The ever-restless entrepreneur’s Workroom lease at the corner of First and Cleveland is up in April, so she’s been contemplating what to do.
If she could have bought the property where her store and incubator projects are, she said she probably would have stayed.
Instead, she’s moving her business to a building where she’s always felt a pull: Eaton Place, the prominent 1887 building at the southwest corner of Douglas and St. Francis across from Naftzger Park.
“I love the historical architecture. I think it’s just a absolutely beautiful space.”
She’s taking the almost 10,000-square-foot corner spot where Urban Interiors was most recently.
King called it “a key corner point for the city of Wichita and downtown Wichita to really kind of be an anchor and a destination.”
“One of the frustrations I’ve had with Cleveland Corner is it’s just kind of an (outlier),” she said. “Every person who’s walked through our door, we’ve had to organically pull.”
Douglas is already activated, King said, and she’ll have twice the square footage to do something with. The plan is to build another retail hub.
Her Workroom, which sells gifts, art and home decor, will be the anchor tenant as it is at Cleveland Corner, and she’ll retain at least one incubator space.
There’s an additional storefront there as well, so King is seeking another retail tenant.
She’s also planning a bar and coffee shop that opens onto the store.
The space already is known for when prohibitionist Carry A. Nation took a hatchet to the one-time bar that was there, and her statue sits out front, looking into the building.
Then there’s a former ballroom area.
“What I’m probably most excited about is the ballroom,” King said. “It will be what I’m calling the Ballroom Collective.”
She said she’s always looking for new ways to provide platforms for local artists, especially those who may not be able to have their own stores.
There will be booths throughout the ballroom and a single checkout counter. There will be booth fees and a small commission percentage.

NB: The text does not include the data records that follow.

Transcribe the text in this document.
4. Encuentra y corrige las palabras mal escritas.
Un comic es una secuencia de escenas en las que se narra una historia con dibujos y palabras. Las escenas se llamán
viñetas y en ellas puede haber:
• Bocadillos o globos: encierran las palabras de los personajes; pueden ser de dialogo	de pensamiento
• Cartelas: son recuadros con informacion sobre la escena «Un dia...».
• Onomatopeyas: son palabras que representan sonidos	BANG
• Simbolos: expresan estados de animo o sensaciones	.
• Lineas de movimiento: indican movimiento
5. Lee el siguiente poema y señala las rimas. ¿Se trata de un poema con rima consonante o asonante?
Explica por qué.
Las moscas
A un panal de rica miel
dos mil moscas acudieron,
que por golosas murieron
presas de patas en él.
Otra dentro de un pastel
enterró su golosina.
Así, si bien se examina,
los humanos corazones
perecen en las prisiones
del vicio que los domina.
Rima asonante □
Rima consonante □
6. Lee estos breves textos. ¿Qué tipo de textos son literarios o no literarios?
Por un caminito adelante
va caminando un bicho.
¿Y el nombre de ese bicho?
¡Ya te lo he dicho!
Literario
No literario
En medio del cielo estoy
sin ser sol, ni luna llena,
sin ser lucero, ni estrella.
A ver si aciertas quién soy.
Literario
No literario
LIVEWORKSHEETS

King has been known for the outside markets she’s held at Cleveland Corner, and she said there still will be outdoor possibilities at Naftzger Park.
Jake Ramstack of InSite Real Estate Group handled the Eaton deal for King. Drew Gannon and Trevor Stacy of NAI Martens represented Eaton Place.
King is looking to move in the spring and will share more details then.
She said there are a lot of possibilities.
“I do want to bring in new concepts and things,” she said of the building that “I’ve always obsessed with and loved.”